あっという間に四巻目。
安政江戸大地震の中で生まれた愛娘もすくすく育ち、再びおえいの商いへの意欲も芽生えてきた。だが、始めた団子屋を手助けしてくれるお加代はわけありの様子で……(「御用」)。三代目九尾亭天狗の最後の弟子にして、晩年最も身近にいた礫は、芸への思いがこもった形見を譲り受けることになったものの、兄弟子の妬みを買ってしまう(「点取り、無双の三杯」)など人情が涙を誘うシリーズ大好評第四弾。
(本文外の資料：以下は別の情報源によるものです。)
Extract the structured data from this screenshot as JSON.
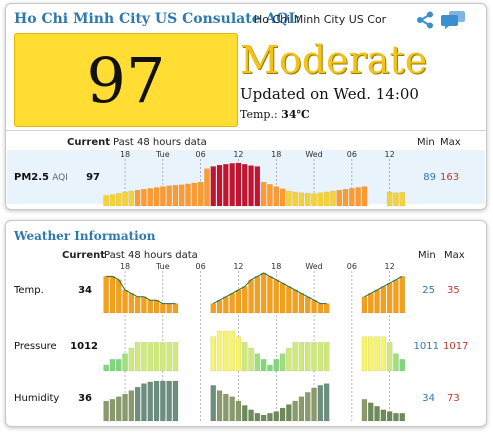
{
  "header": {
    "title": "Ho Chi Minh City US Consulate AQI:",
    "station_value": "Ho Chi Minh City US Consulate",
    "icons": [
      "share-icon",
      "chat-icon"
    ]
  },
  "aqi": {
    "value": "97",
    "level": "Moderate",
    "updated": "Updated on Wed. 14:00",
    "temp_label": "Temp.:",
    "temp_value": "34℃",
    "colors": {
      "box": "#ffdd33",
      "level_text": "#f2c318"
    }
  },
  "aqi_table": {
    "current_label": "Current",
    "past_label": "Past 48 hours data",
    "min_label": "Min",
    "max_label": "Max",
    "time_ticks": [
      "18",
      "Tue",
      "06",
      "12",
      "18",
      "Wed",
      "06",
      "12"
    ],
    "rows": [
      {
        "label": "PM2.5",
        "unit": "AQI",
        "current": "97",
        "min": "89",
        "max": "163",
        "values": [
          90,
          92,
          95,
          98,
          100,
          102,
          104,
          106,
          108,
          110,
          112,
          113,
          114,
          116,
          118,
          120,
          150,
          155,
          158,
          160,
          162,
          163,
          160,
          157,
          155,
          120,
          115,
          110,
          105,
          100,
          98,
          96,
          95,
          94,
          96,
          98,
          100,
          102,
          104,
          106,
          108,
          110,
          null,
          null,
          null,
          98,
          96,
          97
        ]
      }
    ]
  },
  "weather": {
    "title": "Weather Information",
    "current_label": "Current",
    "past_label": "Past 48 hours data",
    "min_label": "Min",
    "max_label": "Max",
    "time_ticks": [
      "18",
      "Tue",
      "06",
      "12",
      "18",
      "Wed",
      "06",
      "12"
    ],
    "rows": [
      {
        "label": "Temp.",
        "current": "34",
        "min": "25",
        "max": "35",
        "values": [
          34,
          34,
          33,
          30,
          29,
          28,
          28,
          27,
          27,
          26,
          26,
          26,
          null,
          null,
          null,
          null,
          null,
          26,
          27,
          28,
          29,
          30,
          31,
          33,
          34,
          35,
          34,
          33,
          32,
          31,
          30,
          29,
          28,
          27,
          26,
          26,
          null,
          null,
          null,
          null,
          null,
          28,
          29,
          30,
          31,
          32,
          33,
          34
        ]
      },
      {
        "label": "Pressure",
        "current": "1012",
        "min": "1011",
        "max": "1017",
        "values": [
          1011,
          1012,
          1012,
          1013,
          1014,
          1015,
          1015,
          1015,
          1015,
          1015,
          1015,
          1015,
          null,
          null,
          null,
          null,
          null,
          1016,
          1017,
          1017,
          1017,
          1016,
          1015,
          1014,
          1013,
          1012,
          1011,
          1012,
          1013,
          1014,
          1015,
          1015,
          1015,
          1015,
          1015,
          1015,
          null,
          null,
          null,
          null,
          null,
          1016,
          1016,
          1016,
          1016,
          1015,
          1013,
          1012
        ]
      },
      {
        "label": "Humidity",
        "current": "36",
        "min": "34",
        "max": "73",
        "values": [
          50,
          52,
          55,
          58,
          62,
          66,
          70,
          72,
          73,
          73,
          73,
          73,
          null,
          null,
          null,
          null,
          null,
          68,
          62,
          58,
          55,
          50,
          45,
          40,
          36,
          34,
          36,
          38,
          42,
          46,
          50,
          55,
          60,
          65,
          68,
          70,
          null,
          null,
          null,
          null,
          null,
          52,
          48,
          44,
          40,
          38,
          36,
          36
        ]
      }
    ]
  }
}
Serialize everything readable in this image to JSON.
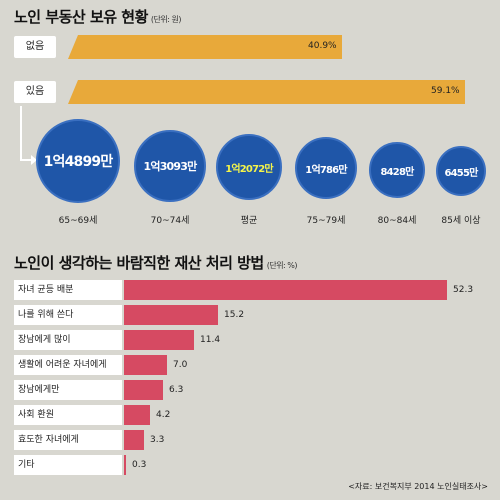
{
  "section1": {
    "title": "노인 부동산 보유 현황",
    "unit": "(단위: 원)",
    "bars": [
      {
        "label": "없음",
        "value": 40.9,
        "display": "40.9%"
      },
      {
        "label": "있음",
        "value": 59.1,
        "display": "59.1%"
      }
    ],
    "circles": [
      {
        "amount": "1억4899만",
        "age": "65~69세",
        "highlight": false
      },
      {
        "amount": "1억3093만",
        "age": "70~74세",
        "highlight": false
      },
      {
        "amount": "1억2072만",
        "age": "평균",
        "highlight": true
      },
      {
        "amount": "1억786만",
        "age": "75~79세",
        "highlight": false
      },
      {
        "amount": "8428만",
        "age": "80~84세",
        "highlight": false
      },
      {
        "amount": "6455만",
        "age": "85세 이상",
        "highlight": false
      }
    ]
  },
  "section2": {
    "title": "노인이 생각하는 바람직한 재산 처리 방법",
    "unit": "(단위: %)"
  },
  "chart_data": [
    {
      "type": "bar",
      "title": "노인 부동산 보유 현황",
      "categories": [
        "없음",
        "있음"
      ],
      "values": [
        40.9,
        59.1
      ]
    },
    {
      "type": "bar",
      "title": "노인이 생각하는 바람직한 재산 처리 방법",
      "categories": [
        "자녀 균등 배분",
        "나를 위해 쓴다",
        "장남에게 많이",
        "생활에 어려운 자녀에게",
        "장남에게만",
        "사회 환원",
        "효도한 자녀에게",
        "기타"
      ],
      "values": [
        52.3,
        15.2,
        11.4,
        7.0,
        6.3,
        4.2,
        3.3,
        0.3
      ],
      "display": [
        "52.3",
        "15.2",
        "11.4",
        "7.0",
        "6.3",
        "4.2",
        "3.3",
        "0.3"
      ]
    }
  ],
  "source": "<자료: 보건복지부 2014 노인실태조사>"
}
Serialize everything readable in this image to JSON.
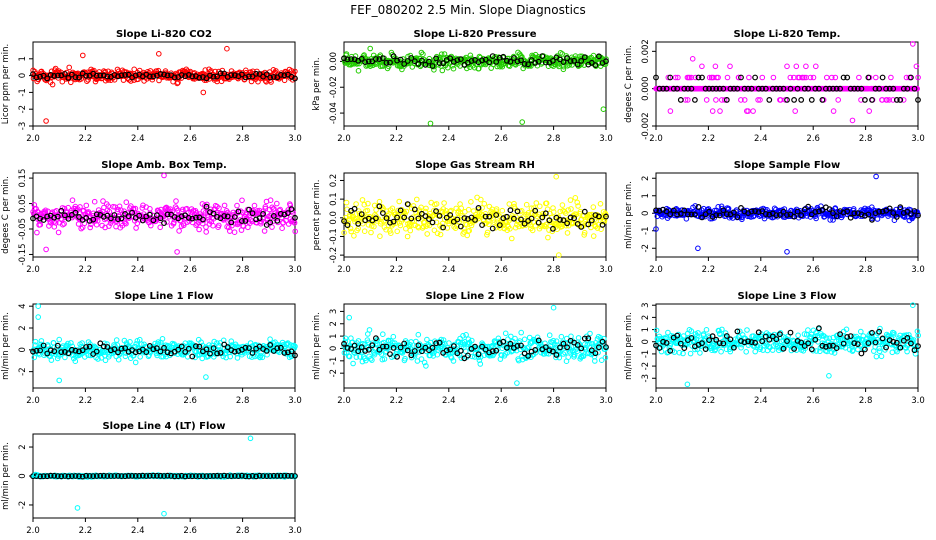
{
  "figure_title": "FEF_080202  2.5 Min. Slope Diagnostics",
  "colors": {
    "red": "#ff0000",
    "green": "#22cc00",
    "magenta": "#ff00ff",
    "yellow": "#ffff00",
    "blue": "#0000ff",
    "cyan": "#00ffff",
    "black": "#000000"
  },
  "chart_data": [
    {
      "type": "scatter",
      "title": "Slope Li-820 CO2",
      "ylabel": "Licor ppm per min.",
      "xlim": [
        2.0,
        3.0
      ],
      "ylim": [
        -3,
        2
      ],
      "xticks": [
        "2.0",
        "2.2",
        "2.4",
        "2.6",
        "2.8",
        "3.0"
      ],
      "yticks": [
        "-3",
        "-2",
        "-1",
        "0",
        "1"
      ],
      "color": "red",
      "y_center": 0.0,
      "y_spread": 0.35,
      "black_spread": 0.15,
      "outliers": [
        [
          2.05,
          -2.7
        ],
        [
          2.19,
          1.2
        ],
        [
          2.74,
          1.6
        ],
        [
          2.48,
          1.3
        ],
        [
          2.65,
          -1.0
        ]
      ]
    },
    {
      "type": "scatter",
      "title": "Slope Li-820 Pressure",
      "ylabel": "kPa per min.",
      "xlim": [
        2.0,
        3.0
      ],
      "ylim": [
        -0.05,
        0.015
      ],
      "xticks": [
        "2.0",
        "2.2",
        "2.4",
        "2.6",
        "2.8",
        "3.0"
      ],
      "yticks": [
        "-0.04",
        "-0.02",
        "0.00"
      ],
      "color": "green",
      "y_center": 0.0,
      "y_spread": 0.005,
      "black_spread": 0.004,
      "outliers": [
        [
          2.33,
          -0.048
        ],
        [
          2.68,
          -0.047
        ],
        [
          2.99,
          -0.037
        ],
        [
          2.1,
          0.01
        ]
      ]
    },
    {
      "type": "scatter",
      "title": "Slope Li-820 Temp.",
      "ylabel": "degees C per min.",
      "xlim": [
        2.0,
        3.0
      ],
      "ylim": [
        -0.002,
        0.0025
      ],
      "xticks": [
        "2.0",
        "2.2",
        "2.4",
        "2.6",
        "2.8",
        "3.0"
      ],
      "yticks": [
        "-0.002",
        "0.000",
        "0.002"
      ],
      "color": "magenta",
      "y_center": 0.0,
      "y_spread": 0.0,
      "black_spread": 0.0,
      "outliers": [
        [
          2.98,
          0.0024
        ],
        [
          2.5,
          0.0012
        ],
        [
          2.75,
          -0.0017
        ],
        [
          2.14,
          0.0016
        ]
      ]
    },
    {
      "type": "scatter",
      "title": "Slope Amb. Box Temp.",
      "ylabel": "degees C per min.",
      "xlim": [
        2.0,
        3.0
      ],
      "ylim": [
        -0.16,
        0.17
      ],
      "xticks": [
        "2.0",
        "2.2",
        "2.4",
        "2.6",
        "2.8",
        "3.0"
      ],
      "yticks": [
        "-0.15",
        "-0.05",
        "0.05",
        "0.15"
      ],
      "color": "magenta",
      "y_center": 0.0,
      "y_spread": 0.05,
      "black_spread": 0.03,
      "outliers": [
        [
          2.5,
          0.16
        ],
        [
          2.55,
          -0.14
        ],
        [
          2.05,
          -0.13
        ]
      ]
    },
    {
      "type": "scatter",
      "title": "Slope Gas Stream RH",
      "ylabel": "percent per min.",
      "xlim": [
        2.0,
        3.0
      ],
      "ylim": [
        -0.21,
        0.24
      ],
      "xticks": [
        "2.0",
        "2.2",
        "2.4",
        "2.6",
        "2.8",
        "3.0"
      ],
      "yticks": [
        "-0.2",
        "-0.1",
        "0.0",
        "0.1",
        "0.2"
      ],
      "color": "yellow",
      "y_center": 0.0,
      "y_spread": 0.08,
      "black_spread": 0.06,
      "outliers": [
        [
          2.81,
          0.22
        ],
        [
          2.82,
          -0.2
        ]
      ]
    },
    {
      "type": "scatter",
      "title": "Slope Sample Flow",
      "ylabel": "ml/min per min.",
      "xlim": [
        2.0,
        3.0
      ],
      "ylim": [
        -2.5,
        2.3
      ],
      "xticks": [
        "2.0",
        "2.2",
        "2.4",
        "2.6",
        "2.8",
        "3.0"
      ],
      "yticks": [
        "-2",
        "-1",
        "0",
        "1",
        "2"
      ],
      "color": "blue",
      "y_center": 0.0,
      "y_spread": 0.3,
      "black_spread": 0.3,
      "outliers": [
        [
          2.84,
          2.1
        ],
        [
          2.16,
          -2.0
        ],
        [
          2.5,
          -2.2
        ],
        [
          2.0,
          -0.9
        ]
      ]
    },
    {
      "type": "scatter",
      "title": "Slope Line 1 Flow",
      "ylabel": "ml/min per min.",
      "xlim": [
        2.0,
        3.0
      ],
      "ylim": [
        -3.5,
        4.2
      ],
      "xticks": [
        "2.0",
        "2.2",
        "2.4",
        "2.6",
        "2.8",
        "3.0"
      ],
      "yticks": [
        "-2",
        "0",
        "2",
        "4"
      ],
      "color": "cyan",
      "y_center": 0.0,
      "y_spread": 0.8,
      "black_spread": 0.5,
      "outliers": [
        [
          2.02,
          4.0
        ],
        [
          2.02,
          3.0
        ],
        [
          2.1,
          -2.8
        ],
        [
          2.66,
          -2.5
        ]
      ]
    },
    {
      "type": "scatter",
      "title": "Slope Line 2 Flow",
      "ylabel": "ml/min per min.",
      "xlim": [
        2.0,
        3.0
      ],
      "ylim": [
        -3.2,
        3.6
      ],
      "xticks": [
        "2.0",
        "2.2",
        "2.4",
        "2.6",
        "2.8",
        "3.0"
      ],
      "yticks": [
        "-2",
        "-1",
        "0",
        "1",
        "2",
        "3"
      ],
      "color": "cyan",
      "y_center": 0.0,
      "y_spread": 1.0,
      "black_spread": 0.7,
      "outliers": [
        [
          2.8,
          3.3
        ],
        [
          2.02,
          2.5
        ],
        [
          2.66,
          -2.8
        ]
      ]
    },
    {
      "type": "scatter",
      "title": "Slope Line 3 Flow",
      "ylabel": "ml/min per min.",
      "xlim": [
        2.0,
        3.0
      ],
      "ylim": [
        -3.8,
        3.1
      ],
      "xticks": [
        "2.0",
        "2.2",
        "2.4",
        "2.6",
        "2.8",
        "3.0"
      ],
      "yticks": [
        "-3",
        "-2",
        "-1",
        "0",
        "1",
        "2",
        "3"
      ],
      "color": "cyan",
      "y_center": 0.0,
      "y_spread": 0.9,
      "black_spread": 0.9,
      "outliers": [
        [
          2.12,
          -3.5
        ],
        [
          2.98,
          3.0
        ],
        [
          2.66,
          -2.8
        ]
      ]
    },
    {
      "type": "scatter",
      "title": "Slope Line 4 (LT) Flow",
      "ylabel": "ml/min per min.",
      "xlim": [
        2.0,
        3.0
      ],
      "ylim": [
        -2.9,
        2.9
      ],
      "xticks": [
        "2.0",
        "2.2",
        "2.4",
        "2.6",
        "2.8",
        "3.0"
      ],
      "yticks": [
        "-2",
        "0",
        "2"
      ],
      "color": "cyan",
      "y_center": 0.0,
      "y_spread": 0.05,
      "black_spread": 0.03,
      "outliers": [
        [
          2.83,
          2.6
        ],
        [
          2.17,
          -2.2
        ],
        [
          2.5,
          -2.6
        ],
        [
          2.01,
          0.1
        ]
      ]
    }
  ]
}
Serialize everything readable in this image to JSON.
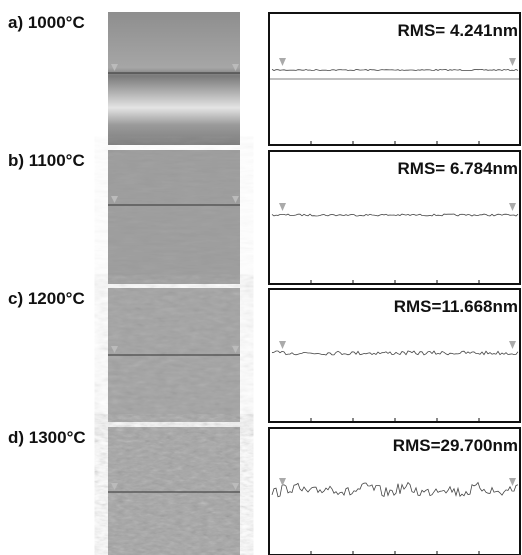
{
  "panels": [
    {
      "label": "a) 1000°C",
      "rms": "RMS= 4.241nm"
    },
    {
      "label": "b) 1100°C",
      "rms": "RMS= 6.784nm"
    },
    {
      "label": "c) 1200°C",
      "rms": "RMS=11.668nm"
    },
    {
      "label": "d) 1300°C",
      "rms": "RMS=29.700nm"
    }
  ]
}
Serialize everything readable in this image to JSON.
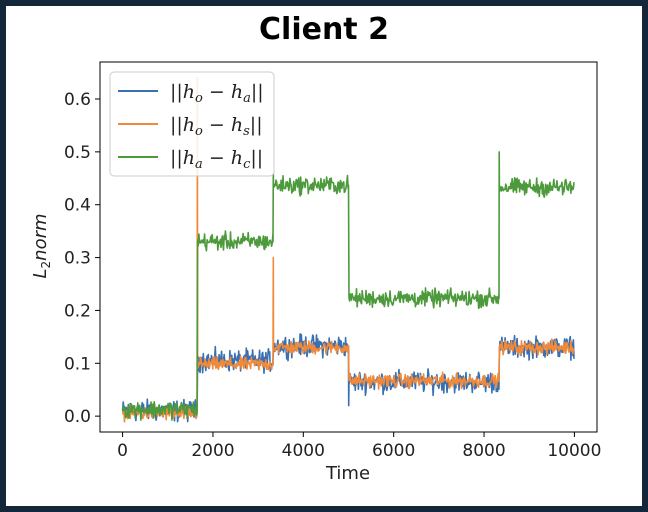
{
  "chart_data": {
    "type": "line",
    "title": "Client 2",
    "xlabel": "Time",
    "ylabel": "L2 norm",
    "ylabel_parts": {
      "base": "L",
      "sub": "2",
      "rest": "norm"
    },
    "xlim": [
      -500,
      10500
    ],
    "ylim": [
      -0.03,
      0.67
    ],
    "xticks": [
      0,
      2000,
      4000,
      6000,
      8000,
      10000
    ],
    "xtick_labels": [
      "0",
      "2000",
      "4000",
      "6000",
      "8000",
      "10000"
    ],
    "yticks": [
      0.0,
      0.1,
      0.2,
      0.3,
      0.4,
      0.5,
      0.6
    ],
    "ytick_labels": [
      "0.0",
      "0.1",
      "0.2",
      "0.3",
      "0.4",
      "0.5",
      "0.6"
    ],
    "legend_position": "top-left",
    "series": [
      {
        "name": "||h_o − h_a||",
        "legend_parts": [
          "||h",
          "o",
          " − h",
          "a",
          "||"
        ],
        "color": "#3a6fb0",
        "noise": 0.011,
        "x": [
          0,
          1650,
          1660,
          3330,
          3340,
          5000,
          5010,
          8330,
          8340,
          10000
        ],
        "y": [
          0.01,
          0.01,
          0.105,
          0.105,
          0.133,
          0.133,
          0.065,
          0.065,
          0.13,
          0.13
        ]
      },
      {
        "name": "||h_o − h_s||",
        "legend_parts": [
          "||h",
          "o",
          " − h",
          "s",
          "||"
        ],
        "color": "#f08a3a",
        "noise": 0.007,
        "x": [
          0,
          1650,
          1660,
          3330,
          3340,
          5000,
          5010,
          8330,
          8340,
          10000
        ],
        "y": [
          0.005,
          0.005,
          0.098,
          0.098,
          0.13,
          0.13,
          0.067,
          0.067,
          0.13,
          0.13
        ]
      },
      {
        "name": "||h_a − h_c||",
        "legend_parts": [
          "||h",
          "a",
          " − h",
          "c",
          "||"
        ],
        "color": "#4c9a3c",
        "noise": 0.009,
        "x": [
          0,
          1650,
          1660,
          3330,
          3340,
          5000,
          5010,
          8330,
          8340,
          10000
        ],
        "y": [
          0.013,
          0.013,
          0.33,
          0.33,
          0.437,
          0.437,
          0.223,
          0.223,
          0.433,
          0.433
        ]
      }
    ],
    "spikes": [
      {
        "series": 1,
        "x": 1655,
        "y": 0.64
      },
      {
        "series": 1,
        "x": 3335,
        "y": 0.3
      },
      {
        "series": 2,
        "x": 3335,
        "y": 0.46
      },
      {
        "series": 2,
        "x": 8335,
        "y": 0.5
      },
      {
        "series": 0,
        "x": 5005,
        "y": 0.02
      }
    ]
  }
}
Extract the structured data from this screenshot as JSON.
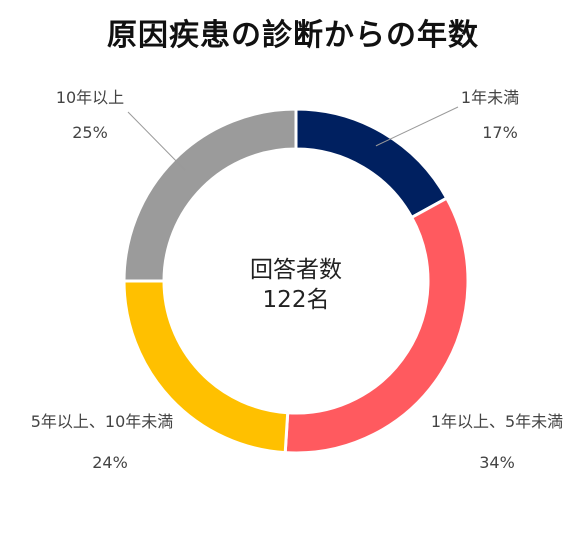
{
  "chart_data": {
    "type": "pie",
    "title": "原因疾患の診断からの年数",
    "center_text": [
      "回答者数",
      "122名"
    ],
    "slices": [
      {
        "label": "1年未満",
        "value": 17,
        "percent_label": "17%",
        "color": "#002060"
      },
      {
        "label": "1年以上、5年未満",
        "value": 34,
        "percent_label": "34%",
        "color": "#FF5A5F"
      },
      {
        "label": "5年以上、10年未満",
        "value": 24,
        "percent_label": "24%",
        "color": "#FFC000"
      },
      {
        "label": "10年以上",
        "value": 25,
        "percent_label": "25%",
        "color": "#9B9B9B"
      }
    ],
    "legend": "none",
    "grid": false
  }
}
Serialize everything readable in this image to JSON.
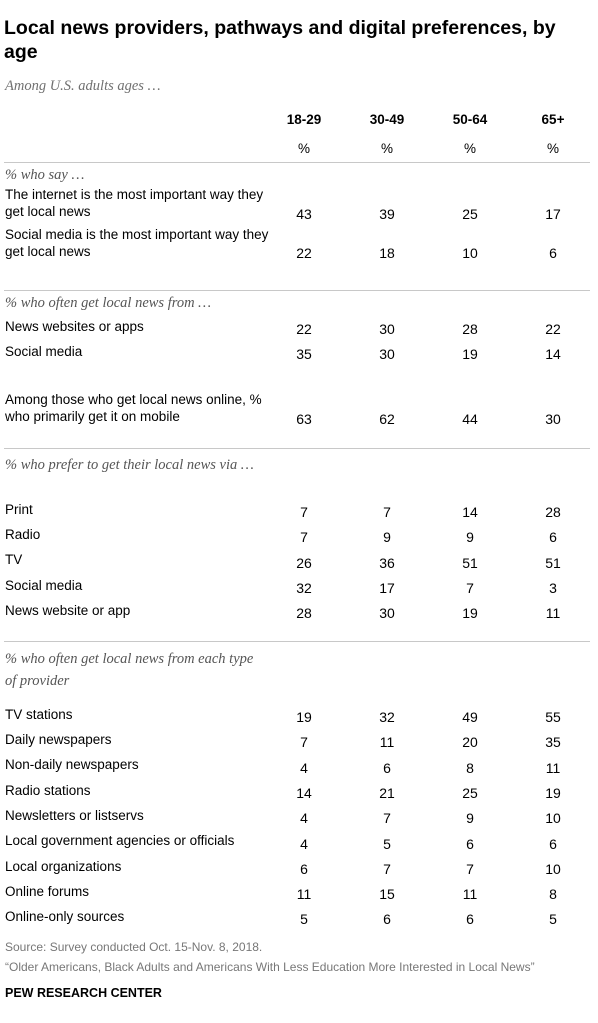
{
  "title": "Local news providers, pathways and digital preferences, by age",
  "subtitle": "Among U.S. adults ages …",
  "columns": [
    "18-29",
    "30-49",
    "50-64",
    "65+"
  ],
  "unit": "%",
  "source": "Source: Survey conducted Oct. 15-Nov. 8, 2018.",
  "note": "“Older Americans, Black Adults and Americans With Less Education More Interested in Local News”",
  "credit": "PEW RESEARCH CENTER",
  "chart_data": {
    "type": "table",
    "title": "Local news providers, pathways and digital preferences, by age",
    "columns": [
      "18-29",
      "30-49",
      "50-64",
      "65+"
    ],
    "sections": [
      {
        "heading": "% who say …",
        "rows": [
          {
            "label": "The internet is the most important way they get local news",
            "values": [
              43,
              39,
              25,
              17
            ]
          },
          {
            "label": "Social media is the most important way they get local news",
            "values": [
              22,
              18,
              10,
              6
            ]
          }
        ]
      },
      {
        "heading": "% who often get local news from …",
        "rows": [
          {
            "label": "News websites or apps",
            "values": [
              22,
              30,
              28,
              22
            ]
          },
          {
            "label": "Social media",
            "values": [
              35,
              30,
              19,
              14
            ]
          }
        ]
      },
      {
        "heading": "",
        "rows": [
          {
            "label": "Among those who get local news online, % who primarily get it on mobile",
            "values": [
              63,
              62,
              44,
              30
            ]
          }
        ]
      },
      {
        "heading": "% who prefer to get their local news via …",
        "rows": [
          {
            "label": "Print",
            "values": [
              7,
              7,
              14,
              28
            ]
          },
          {
            "label": "Radio",
            "values": [
              7,
              9,
              9,
              6
            ]
          },
          {
            "label": "TV",
            "values": [
              26,
              36,
              51,
              51
            ]
          },
          {
            "label": "Social media",
            "values": [
              32,
              17,
              7,
              3
            ]
          },
          {
            "label": "News website or app",
            "values": [
              28,
              30,
              19,
              11
            ]
          }
        ]
      },
      {
        "heading": "% who often get local news from each type of provider",
        "rows": [
          {
            "label": "TV stations",
            "values": [
              19,
              32,
              49,
              55
            ]
          },
          {
            "label": "Daily newspapers",
            "values": [
              7,
              11,
              20,
              35
            ]
          },
          {
            "label": "Non-daily newspapers",
            "values": [
              4,
              6,
              8,
              11
            ]
          },
          {
            "label": "Radio stations",
            "values": [
              14,
              21,
              25,
              19
            ]
          },
          {
            "label": "Newsletters or listservs",
            "values": [
              4,
              7,
              9,
              10
            ]
          },
          {
            "label": "Local government agencies or officials",
            "values": [
              4,
              5,
              6,
              6
            ]
          },
          {
            "label": "Local organizations",
            "values": [
              6,
              7,
              7,
              10
            ]
          },
          {
            "label": "Online forums",
            "values": [
              11,
              15,
              11,
              8
            ]
          },
          {
            "label": "Online-only sources",
            "values": [
              5,
              6,
              6,
              5
            ]
          }
        ]
      }
    ]
  }
}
個人的に「人情が涙を誘う」みたいなことを言われると「人によりますけど?」となっちゃうけどね。面倒くさいと思うけど、人の感情はその人が決めることだから。
位置: 2,020
分かるのは、二人が新助のために五十両の大金を携えてきてくれた、ということだけだ。
おれみたいな、酔いどれの 身代 に五十両。
――こいつら本当に。
本当に、馬鹿のお人好しだ。それもとびきり上等の。
いや、しかし本当に人情噺の演出法なのよ。そして、やっぱり読むとそりゃ、いい話だなーと思う。思うからこそ、あんまりアウトプットを規定されたくない、みたいな気持ち、分かるかしら。
シリーズも四巻目。読むと、どんどん席亭として秀八が頼もしく、みんなが熟れてきているのが分かります。あたくしも、ちょっとは席亭として成長出来ているのかしら?と我が身を振り返りつつ。
まだまだ続くよね。嫁姑関係や兄弟関係、まだまだ捻れるもんね。